To install Poogle, simply:
$ pip install poogle
Poogle provides both a librry for use in your own Python applications, as well as a CLI utility for executing search queries in the command line.
Using the Poogle search library is pretty straightforward. If you all you want is a set number of Google search results returned in list format, use the google_search
function,
from poogle import google_search
results = google_search('Python', results=2)
for result in results:
print(result.title)
print(result.url.as_string() + '\n')
The above code will result in output like the following:
Welcome to Python.org
https://www.python.org/
Python (programming language) - Wikipedia, the free encyclopedia
https://en.wikipedia.org/wiki/Python_(programming_language)
URL's are returned as Yurl objects out of the box.
For more advanced usage, you will want to work with the Poogle class object directly.
from poogle import Poogle
search = Poogle('Python', per_page=10, start_page=1, lazy=True)
print(search.total_results) # Estimated number of total search results reported by Google
print(search.results)
print(search.next_page()) # Returns an object containing the search results for the next page only
print(search.results)
The above code will result in output like the following:
159000000
[<PoogleResult Container: "u'Welcome to Python.org'">, <PoogleResult Container: "u'Python (programming language) - Wikipedia, the free encyclopedia'">, <Poog
leResult Container: "u'Python | Codecademy'">, <PoogleResult Container: "u'Python tutorial - TutorialsPoint'">, <PoogleResult Container: "u'Python - Reddit'"
>, <PoogleResult Container: "u'Learn Python The Hard Way'">]
<PoogleResultsPage Container: Page 2>
[<PoogleResult Container: "u'Welcome to Python.org'">, <PoogleResult Container: "u'Python (programming language) - Wikipedia, the free encyclopedia'">, <Poog
leResult Container: "u'Python | Codecademy'">, <PoogleResult Container: "u'Python tutorial - TutorialsPoint'">, <PoogleResult Container: "u'Python - Reddit'"

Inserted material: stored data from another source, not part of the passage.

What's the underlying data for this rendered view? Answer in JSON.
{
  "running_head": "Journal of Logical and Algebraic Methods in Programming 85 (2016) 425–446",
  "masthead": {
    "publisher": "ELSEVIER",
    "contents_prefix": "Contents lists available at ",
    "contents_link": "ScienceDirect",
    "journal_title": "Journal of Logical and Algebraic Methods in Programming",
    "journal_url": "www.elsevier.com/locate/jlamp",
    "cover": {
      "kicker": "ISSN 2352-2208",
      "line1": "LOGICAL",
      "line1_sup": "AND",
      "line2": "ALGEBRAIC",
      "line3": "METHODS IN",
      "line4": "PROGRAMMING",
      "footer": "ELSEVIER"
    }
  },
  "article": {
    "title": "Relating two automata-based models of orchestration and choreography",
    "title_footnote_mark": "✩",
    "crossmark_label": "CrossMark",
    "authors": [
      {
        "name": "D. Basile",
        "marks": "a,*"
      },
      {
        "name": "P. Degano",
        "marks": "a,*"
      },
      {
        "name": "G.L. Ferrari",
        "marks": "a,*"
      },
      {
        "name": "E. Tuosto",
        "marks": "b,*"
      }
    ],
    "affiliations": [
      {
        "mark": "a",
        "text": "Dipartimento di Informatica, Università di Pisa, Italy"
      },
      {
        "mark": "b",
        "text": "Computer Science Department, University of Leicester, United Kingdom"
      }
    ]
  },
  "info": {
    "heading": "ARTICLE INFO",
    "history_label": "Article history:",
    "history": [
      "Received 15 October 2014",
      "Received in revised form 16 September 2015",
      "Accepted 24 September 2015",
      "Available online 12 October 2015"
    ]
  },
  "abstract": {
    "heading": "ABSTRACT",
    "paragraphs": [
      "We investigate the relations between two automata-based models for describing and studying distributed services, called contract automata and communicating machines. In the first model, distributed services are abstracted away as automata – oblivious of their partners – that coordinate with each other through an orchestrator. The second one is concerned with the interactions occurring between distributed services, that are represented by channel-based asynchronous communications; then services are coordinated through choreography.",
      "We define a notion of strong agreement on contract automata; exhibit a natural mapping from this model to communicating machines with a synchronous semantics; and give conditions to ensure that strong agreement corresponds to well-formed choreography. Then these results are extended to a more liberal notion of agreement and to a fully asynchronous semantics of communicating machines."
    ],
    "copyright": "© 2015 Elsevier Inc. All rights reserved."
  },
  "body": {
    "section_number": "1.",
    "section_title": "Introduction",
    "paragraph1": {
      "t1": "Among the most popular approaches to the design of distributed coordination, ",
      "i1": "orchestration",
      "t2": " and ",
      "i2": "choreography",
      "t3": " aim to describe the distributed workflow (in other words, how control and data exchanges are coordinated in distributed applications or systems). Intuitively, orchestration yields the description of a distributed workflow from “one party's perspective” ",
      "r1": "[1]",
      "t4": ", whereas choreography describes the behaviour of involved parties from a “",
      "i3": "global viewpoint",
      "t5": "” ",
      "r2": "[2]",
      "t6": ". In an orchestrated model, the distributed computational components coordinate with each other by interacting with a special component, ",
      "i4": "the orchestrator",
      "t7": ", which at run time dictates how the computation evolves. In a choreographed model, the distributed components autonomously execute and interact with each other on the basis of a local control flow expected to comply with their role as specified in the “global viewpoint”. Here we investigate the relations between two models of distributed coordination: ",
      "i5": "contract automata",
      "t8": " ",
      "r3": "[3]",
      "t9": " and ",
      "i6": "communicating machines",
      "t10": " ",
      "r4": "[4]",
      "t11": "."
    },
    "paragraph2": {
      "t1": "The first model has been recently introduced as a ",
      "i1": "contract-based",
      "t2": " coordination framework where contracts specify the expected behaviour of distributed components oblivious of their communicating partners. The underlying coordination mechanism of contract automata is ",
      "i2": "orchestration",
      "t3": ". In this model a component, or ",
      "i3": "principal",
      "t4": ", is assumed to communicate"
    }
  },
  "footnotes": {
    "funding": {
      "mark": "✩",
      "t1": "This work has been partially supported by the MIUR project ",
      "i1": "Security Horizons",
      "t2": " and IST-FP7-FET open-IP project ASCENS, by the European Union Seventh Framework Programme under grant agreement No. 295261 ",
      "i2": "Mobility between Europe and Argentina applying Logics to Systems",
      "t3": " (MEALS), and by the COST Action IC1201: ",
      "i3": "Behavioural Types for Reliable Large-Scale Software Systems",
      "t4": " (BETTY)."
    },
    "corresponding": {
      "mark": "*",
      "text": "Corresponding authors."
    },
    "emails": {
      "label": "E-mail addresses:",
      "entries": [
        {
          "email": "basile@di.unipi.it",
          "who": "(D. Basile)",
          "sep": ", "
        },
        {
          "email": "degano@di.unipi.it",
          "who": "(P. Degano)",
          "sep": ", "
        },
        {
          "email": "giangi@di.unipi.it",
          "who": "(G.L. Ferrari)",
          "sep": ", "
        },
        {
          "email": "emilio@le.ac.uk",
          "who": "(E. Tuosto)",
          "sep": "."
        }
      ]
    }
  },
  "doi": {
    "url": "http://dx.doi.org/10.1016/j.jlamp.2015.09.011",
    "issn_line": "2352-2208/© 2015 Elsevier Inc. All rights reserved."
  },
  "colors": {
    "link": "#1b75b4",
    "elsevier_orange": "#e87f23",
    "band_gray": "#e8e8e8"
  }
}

>, <PoogleResult Container: "u'Learn Python The Hard Way'">, <PoogleResult Container: "u'Python (programming language) - Wikipedia, the free encyclopedia'">,
<PoogleResult Container: "u'Python | Codecademy'">, <PoogleResult Container: "u'Python tutorial - TutorialsPoint'">, <PoogleResult Container: "u'Python - Re
ddit'">, <PoogleResult Container: "u'Learn Python The Hard Way'">, <PoogleResult Container: "u'Learn Python'">, <PoogleResult Container: "u"Newest 'python' Q
uestions - Stack Overflow"">, <PoogleResult Container: "u'Programming for Everybody (Getting Started with Python ... - Coursera'">, <PoogleResult Container:
"u"Python - Programming - Books & Videos - O'Reilly Media"">]
The only major difference between using the google_search() function and the Poogle class object at the moment is the ability to fetch more search result pages after a query has already been executed.
For documentation on how to use the Poogle command line utility, run poogle --help
.
The only command available at the moment is search
,
Usage: poogle search [OPTIONS] QUERY
Execute a Google search query and display the results
Options:
-r, --results INTEGER The number of search results to retrieve
--plain Disables bolding and keyword highlighting
--help Show this message and exit.
Using it is pretty straightfoward. Just be sure to quote your search query if it contains more than one word.
$ poogle search -r 2 "Python"
Executing search query for Python
Welcome to Python.org
==============================
https://www.python.org/
Python (programming language) - Wikipedia, the free encyclopedia
==============================
https://en.wikipedia.org/wiki/Python_(programming_language)